Sara Collins of the Human Rights Committee introduced the speaker.
‘Lord Gifford is the type of advocate whose career encourages and inspires young advocates. He exemplifies the best of our noble profession, which is unfortunately too often consumed here and elsewhere, with subjects such as mutual funds and offshore trusts, to be concerned with the plight of the common man.’
Lord Gifford discussed why he believed a charter of basic rights and freedoms would be a positive development for Cayman.
‘At the moment, unless you go to the European Court in Strasbourg, there is no way of enforcing fundamental rights, which are not mirrored in the law.
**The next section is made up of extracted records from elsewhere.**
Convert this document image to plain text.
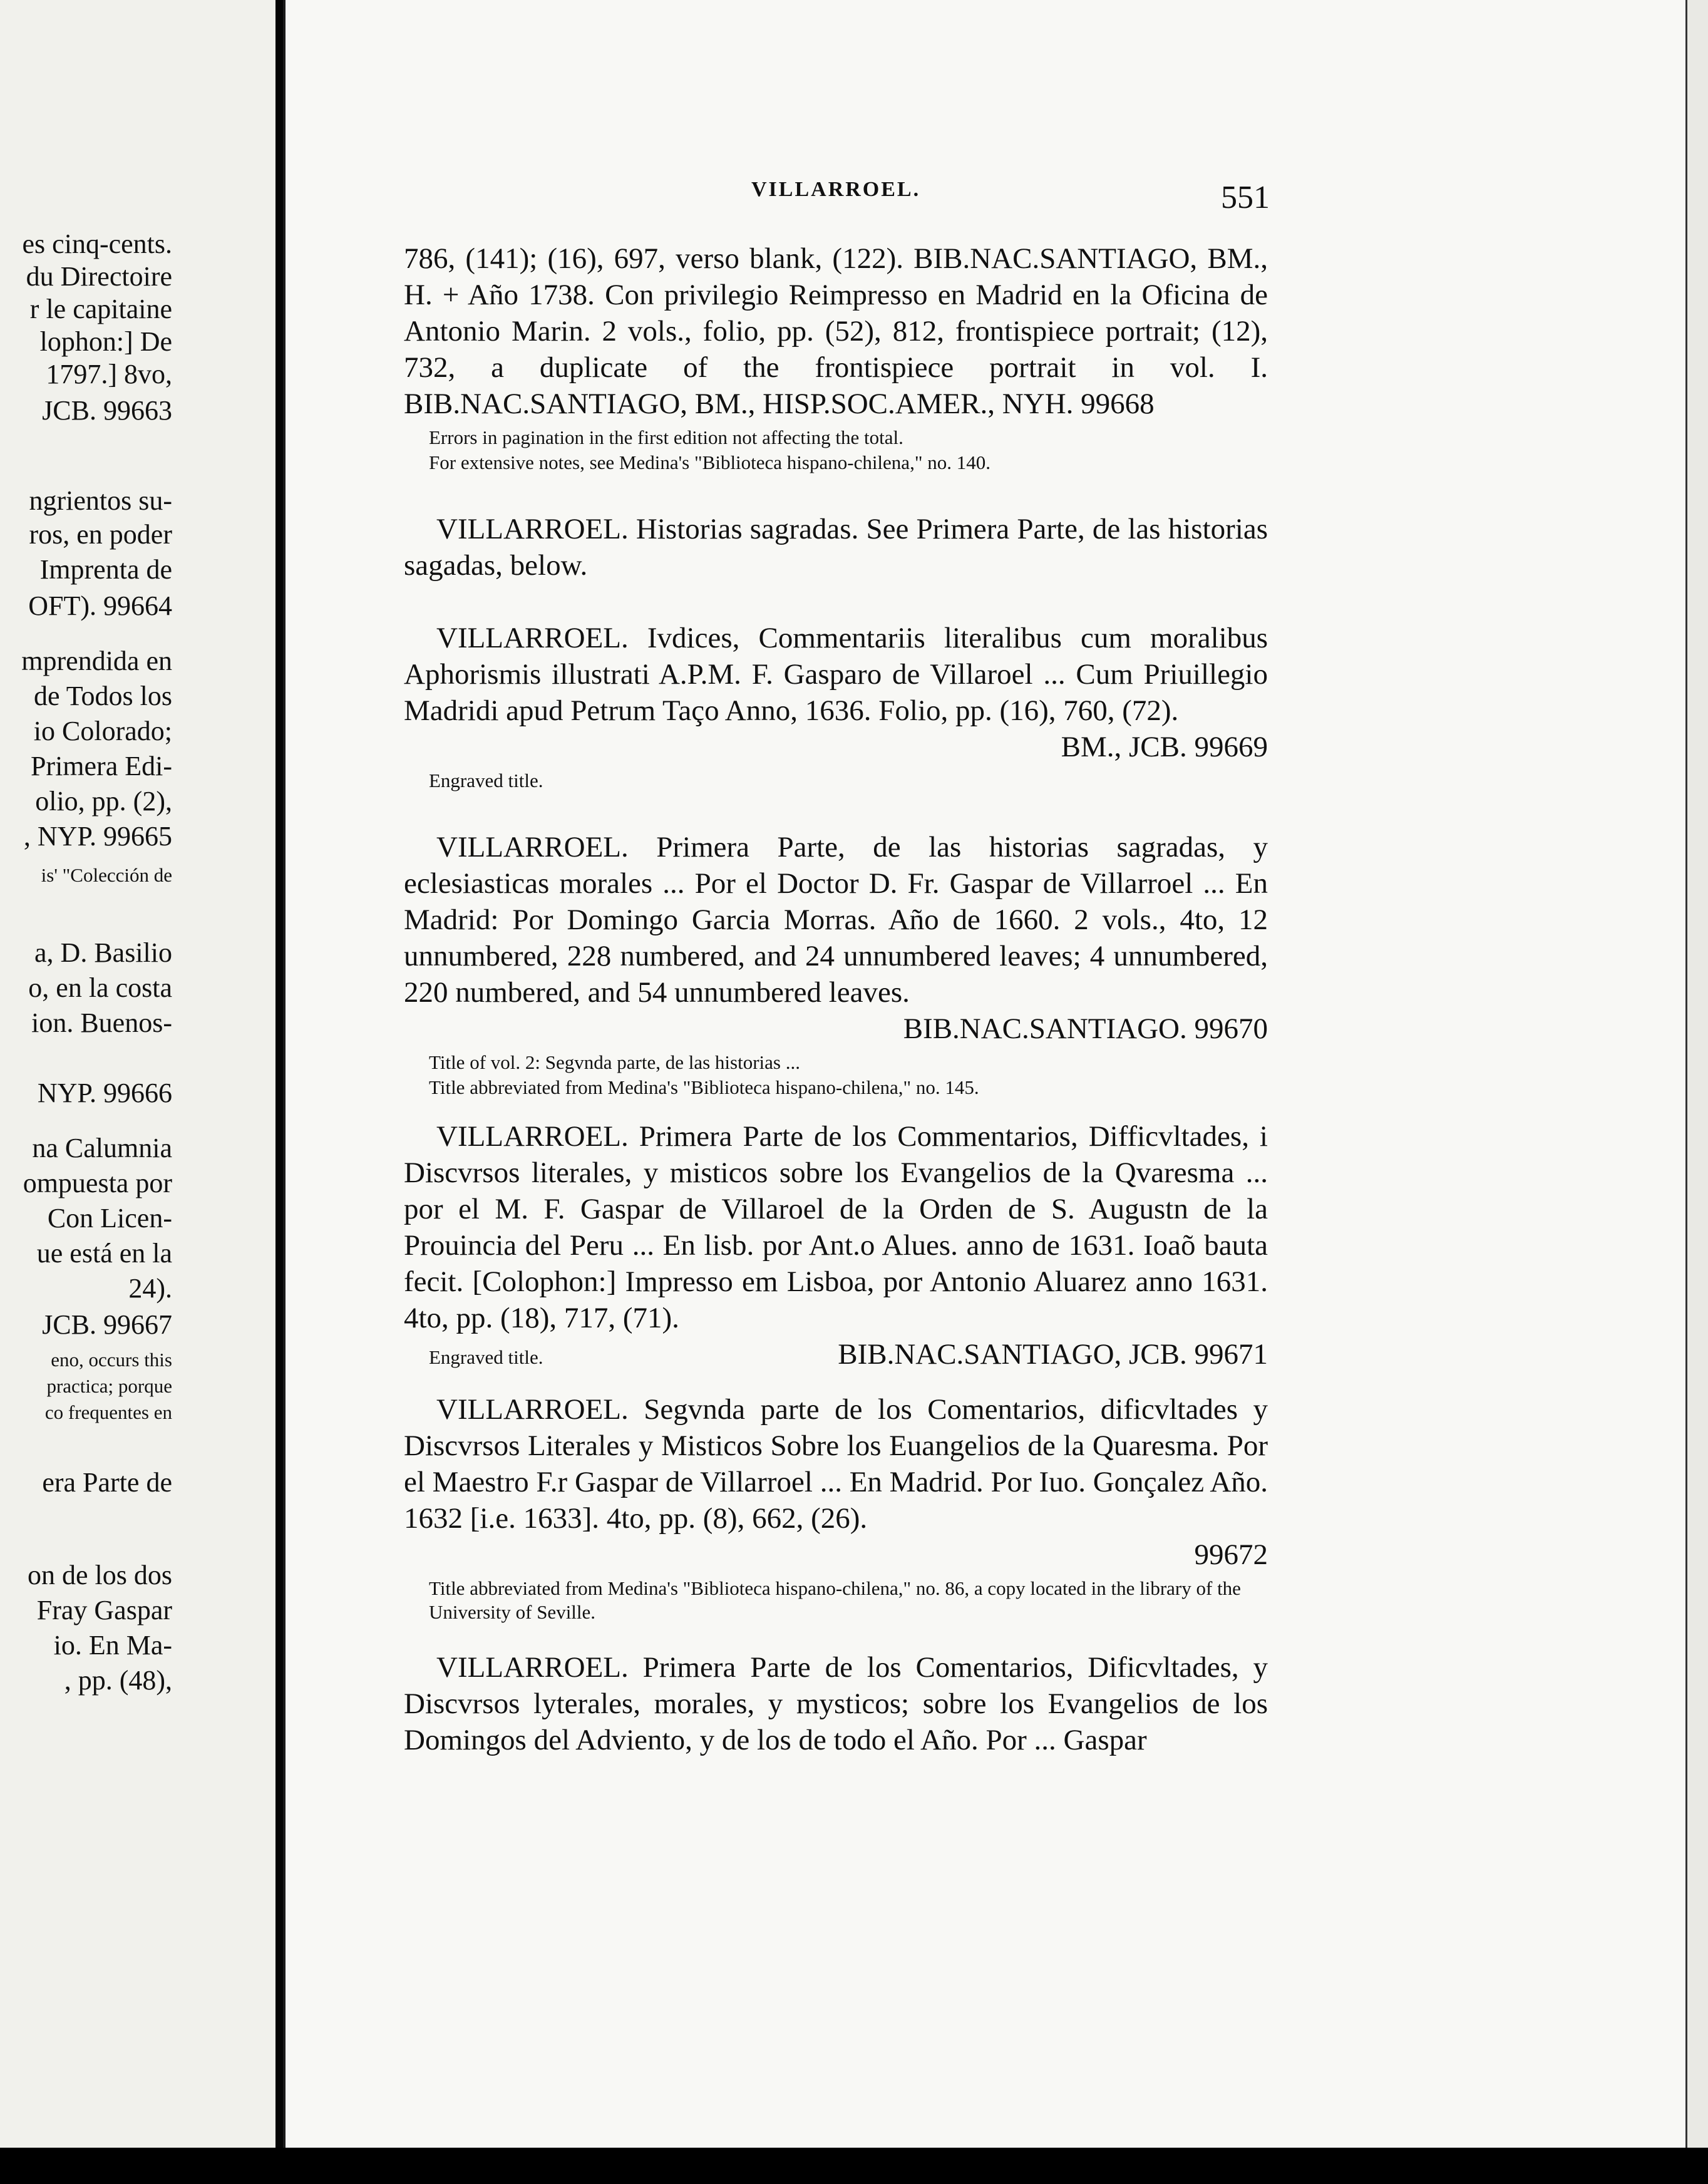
es cinq-cents.
du Directoire
r le capitaine
lophon:] De
1797.] 8vo,
JCB. 99663
ngrientos su-
ros, en poder
Imprenta de
OFT). 99664
mprendida en
de Todos los
io Colorado;
Primera Edi-
olio, pp. (2),
, NYP. 99665
is' "Colección de
a, D. Basilio
o, en la costa
ion. Buenos-
NYP. 99666
na Calumnia
ompuesta por
Con Licen-
ue está en la
24).
JCB. 99667
eno, occurs this
practica; porque
co frequentes en
era Parte de
on de los dos
Fray Gaspar
io. En Ma-
, pp. (48),
VILLARROEL.	551

786, (141); (16), 697, verso blank, (122). BIB.NAC.SANTIAGO, BM., H. + Año 1738. Con privilegio Reimpresso en Madrid en la Oficina de Antonio Marin. 2 vols., folio, pp. (52), 812, frontispiece portrait; (12), 732, a duplicate of the frontispiece portrait in vol. I. BIB.NAC.SANTIAGO, BM., HISP.SOC.AMER., NYH. 99668

Errors in pagination in the first edition not affecting the total.
For extensive notes, see Medina's "Biblioteca hispano-chilena," no. 140.

VILLARROEL. Historias sagradas. See Primera Parte, de las historias sagadas, below.

VILLARROEL. Ivdices, Commentariis literalibus cum moralibus Aphorismis illustrati A.P.M. F. Gasparo de Villaroel ... Cum Priuillegio Madridi apud Petrum Taço Anno, 1636. Folio, pp. (16), 760, (72).

BM., JCB. 99669

Engraved title.

VILLARROEL. Primera Parte, de las historias sagradas, y eclesiasticas morales ... Por el Doctor D. Fr. Gaspar de Villarroel ... En Madrid: Por Domingo Garcia Morras. Año de 1660. 2 vols., 4to, 12 unnumbered, 228 numbered, and 24 unnumbered leaves; 4 unnumbered, 220 numbered, and 54 unnumbered leaves.

BIB.NAC.SANTIAGO. 99670

Title of vol. 2: Segvnda parte, de las historias ...
Title abbreviated from Medina's "Biblioteca hispano-chilena," no. 145.

VILLARROEL. Primera Parte de los Commentarios, Difficvltades, i Discvrsos literales, y misticos sobre los Evangelios de la Qvaresma ... por el M. F. Gaspar de Villaroel de la Orden de S. Augustn de la Prouincia del Peru ... En lisb. por Ant.o Alues. anno de 1631. Ioaõ bauta fecit. [Colophon:] Impresso em Lisboa, por Antonio Aluarez anno 1631. 4to, pp. (18), 717, (71).

Engraved title.	BIB.NAC.SANTIAGO, JCB. 99671

VILLARROEL. Segvnda parte de los Comentarios, dificvltades y Discvrsos Literales y Misticos Sobre los Euangelios de la Quaresma. Por el Maestro F.r Gaspar de Villarroel ... En Madrid. Por Iuo. Gonçalez Año. 1632 [i.e. 1633]. 4to, pp. (8), 662, (26).

99672

Title abbreviated from Medina's "Biblioteca hispano-chilena," no. 86, a copy located in the library of the University of Seville.

VILLARROEL. Primera Parte de los Comentarios, Dificvltades, y Discvrsos lyterales, morales, y mysticos; sobre los Evangelios de los Domingos del Adviento, y de los de todo el Año. Por ... Gaspar
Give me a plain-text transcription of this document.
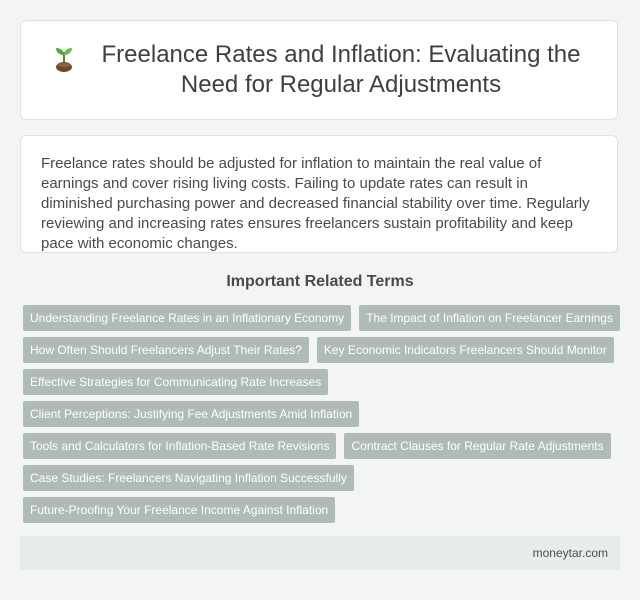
Freelance Rates and Inflation: Evaluating the Need for Regular Adjustments

Freelance rates should be adjusted for inflation to maintain the real value of earnings and cover rising living costs. Failing to update rates can result in diminished purchasing power and decreased financial stability over time. Regularly reviewing and increasing rates ensures freelancers sustain profitability and keep pace with economic changes.

Important Related Terms
Understanding Freelance Rates in an Inflationary Economy	The Impact of Inflation on Freelancer Earnings
How Often Should Freelancers Adjust Their Rates?	Key Economic Indicators Freelancers Should Monitor
Effective Strategies for Communicating Rate Increases
Client Perceptions: Justifying Fee Adjustments Amid Inflation
Tools and Calculators for Inflation-Based Rate Revisions	Contract Clauses for Regular Rate Adjustments
Case Studies: Freelancers Navigating Inflation Successfully
Future-Proofing Your Freelance Income Against Inflation
moneytar.com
So rights are important because all of us may find that, at some time in our lives, we are on the wrong side of someone who has overridden our right to a fair hearing, our right to freedom of expression, our right to association; many of these fundamental rights, which have been enshrined in so many conventions around the world and I think it has been shown that they do add to the confidence a society can have in it’s justice system.’
When Lord Gifford invited questions from the public, it was perhaps surprisingly not controversial issues like gay rights or religious freedom that were raised.
Subjects that came up for discussion included areas such as the situation of Cuban boat people and the public’s right of access to a reasonably priced hearing in the civil courts. One member of the public pointed out that ‘anyone bringing a case to the civil court must come up with $750 a day to get a hearing.’
Lord Gifford responded saying ‘he was deeply shocked to hear that was indeed the situation here in the Cayman Islands, because if that rule was administered without exception it would have the effect of denying justice to persons without financial means. He added that one of the fundamental rights of the individual is the right of access to an independent and impartial court.’
The next lecture is scheduled for 28. It will focus on the development and evolution of human rights in the Caribbean Region. Renowned jurist Lloyd Barnett has agreed to deliver that address and once again the public is welcome to attend.